- Born: 25 April 1980 (age 46) Singapore
- Education: Doctor of Philosophy, University of Glamorgan
- Occupations: Theatre practitioner and educator

= Benny Lim (theatrical producer) =

Benny Lim (born 25 April 1980) is a Singaporean artist. He was previously the artistic director of the now defunct the Fun Stage, a non-profit theatre group in Singapore.

== Education ==
He obtained a Doctor of Philosophy from the Division of Drama, University of Glamorgan (now known as the University of South Wales) in 2012.

He holds Master's degrees from Libera Accademia di Belle Arti,Guglielmo Marconi University, and the University of Lancashire.

== Career ==
In 2001, at the age of 21, Lim founded the Fun Stage.

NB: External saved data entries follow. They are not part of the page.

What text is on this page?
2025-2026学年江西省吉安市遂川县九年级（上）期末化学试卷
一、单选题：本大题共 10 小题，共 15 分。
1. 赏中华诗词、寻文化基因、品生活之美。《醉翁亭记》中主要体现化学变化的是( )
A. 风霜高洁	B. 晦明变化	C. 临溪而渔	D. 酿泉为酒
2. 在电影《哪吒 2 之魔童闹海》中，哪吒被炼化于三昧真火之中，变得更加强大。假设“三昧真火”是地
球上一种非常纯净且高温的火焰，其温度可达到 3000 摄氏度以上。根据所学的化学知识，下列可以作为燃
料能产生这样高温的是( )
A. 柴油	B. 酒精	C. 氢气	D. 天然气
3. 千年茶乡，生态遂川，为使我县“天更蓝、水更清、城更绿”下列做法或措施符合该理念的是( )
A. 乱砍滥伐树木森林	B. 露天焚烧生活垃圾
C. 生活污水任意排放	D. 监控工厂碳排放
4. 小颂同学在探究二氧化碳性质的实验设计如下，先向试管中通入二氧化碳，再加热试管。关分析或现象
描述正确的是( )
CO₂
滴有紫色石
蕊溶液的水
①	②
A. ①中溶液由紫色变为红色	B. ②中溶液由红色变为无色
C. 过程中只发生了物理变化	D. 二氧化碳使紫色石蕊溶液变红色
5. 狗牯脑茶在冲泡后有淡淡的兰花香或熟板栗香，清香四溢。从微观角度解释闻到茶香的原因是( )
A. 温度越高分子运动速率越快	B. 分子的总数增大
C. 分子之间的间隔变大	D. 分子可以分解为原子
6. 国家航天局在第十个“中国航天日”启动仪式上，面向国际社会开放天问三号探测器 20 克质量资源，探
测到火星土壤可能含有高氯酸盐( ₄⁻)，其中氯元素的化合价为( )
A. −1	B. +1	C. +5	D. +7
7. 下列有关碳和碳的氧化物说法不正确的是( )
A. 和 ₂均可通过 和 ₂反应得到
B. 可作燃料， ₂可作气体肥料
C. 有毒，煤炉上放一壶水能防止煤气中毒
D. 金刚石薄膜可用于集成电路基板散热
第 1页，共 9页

He served as its artistic director from 2001 to 2010.

In 2006, one of Lim's plays, Existence, was published in Singapore. Existence was written in 2003, inspired by the poetry of Cyril Wong, as a response to Leslie Cheung's suicide. The play was mentioned in Time magazine (10 August 2003) as a story that "portrays the love of two young Singaporean men for each other as doomed". In 2015, Lim co-curated Umbrella Festival, an arts festival in Hong Kong, in response to city's Umbrella Movement.

As of 2026, he is an Associate Professor of Practice at City University of Hong Kong.

==Censorship==
Lim's works often deal with social-political issues within a postmodern society.

In 2004, Fun Stage organized the Lovers' Lecture Series, a series of talks and forums on gay representation, prefacing their upcoming gay-themed play, Lovers' Words, a Taiwanese play in which a boy and girl fall in love in a society where homosexuality is the norm. The Lovers' Lecture Series was not approved by the Public Entertainment Licensing Unit under the Singapore Police Force. In 2005, Lim collaborated with artist Brian Gothong Tan on a devised play, Human Lefts. The content of the play, which was on the issue of the death penalty, was banned by the Media Development Authority of Singapore.